Can you link to something authoritative so I can cure my ignorance?

Sorry, I didn't find anything definitive either. However, it follows from the normal use for ratios less than unity. The only difference is the magnitude. Taking "two times" to be equivalent to "200%", and "1/2 times" (or simply "1/2") to be equivalent to "50%":

50% as fast (as the original) = 1/2 (times) as fast = 0.5 * original speed

100% as fast = one times as fast = 1 * original speed

200% as fast = two times as fast = 2 * original speed

50% faster (than the original) = 1/2 (times) faster = (0.5 * original speed) + original speed

100% faster = one times faster = (1 * original speed) + original speed = 2 * original speed

200% faster = two times faster = (2 * original speed) + original speed = 3 * original speed

The expression has two parts. The first can be either "X%" or "X times", both relative to the original amount. If the second part is "as fast" or "as much" (etc.) then this is the final result.
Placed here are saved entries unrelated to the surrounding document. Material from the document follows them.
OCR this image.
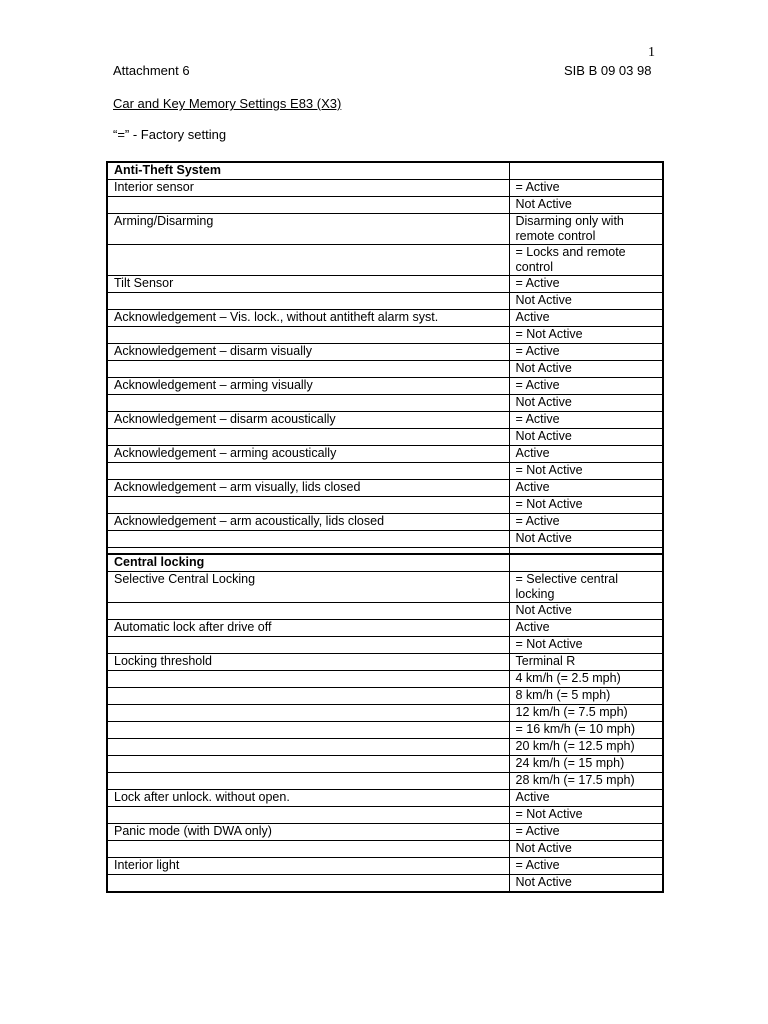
1
Attachment 6	SIB B 09 03 98
Car and Key Memory Settings E83 (X3)
“=” - Factory setting
Anti-Theft System	
Interior sensor	= Active
	Not Active
Arming/Disarming	Disarming only with remote control
	= Locks and remote control
Tilt Sensor	= Active
	Not Active
Acknowledgement – Vis. lock., without antitheft alarm syst.	Active
	= Not Active
Acknowledgement – disarm visually	= Active
	Not Active
Acknowledgement – arming visually	= Active
	Not Active
Acknowledgement – disarm acoustically	= Active
	Not Active
Acknowledgement – arming acoustically	Active
	= Not Active
Acknowledgement – arm visually, lids closed	Active
	= Not Active
Acknowledgement – arm acoustically, lids closed	= Active
	Not Active

Central locking	
Selective Central Locking	= Selective central locking
	Not Active
Automatic lock after drive off	Active
	= Not Active
Locking threshold	Terminal R
	4 km/h (= 2.5 mph)
	8 km/h (= 5 mph)
	12 km/h (= 7.5 mph)
	= 16 km/h (= 10 mph)
	20 km/h (= 12.5 mph)
	24 km/h (= 15 mph)
	28 km/h (= 17.5 mph)
Lock after unlock. without open.	Active
	= Not Active
Panic mode (with DWA only)	= Active
	Not Active
Interior light	= Active
	Not Active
If the second part is a relative term like "faster" or "more" then this implies addition, and the first amount, after multiplication, is the difference between the result and the original amount.

Few would disagree with the statement that "50% faster" is equivalent to "150% as fast", and not "50% as fast", but for some reason many become confused by "200% faster" when the formula is exactly the same.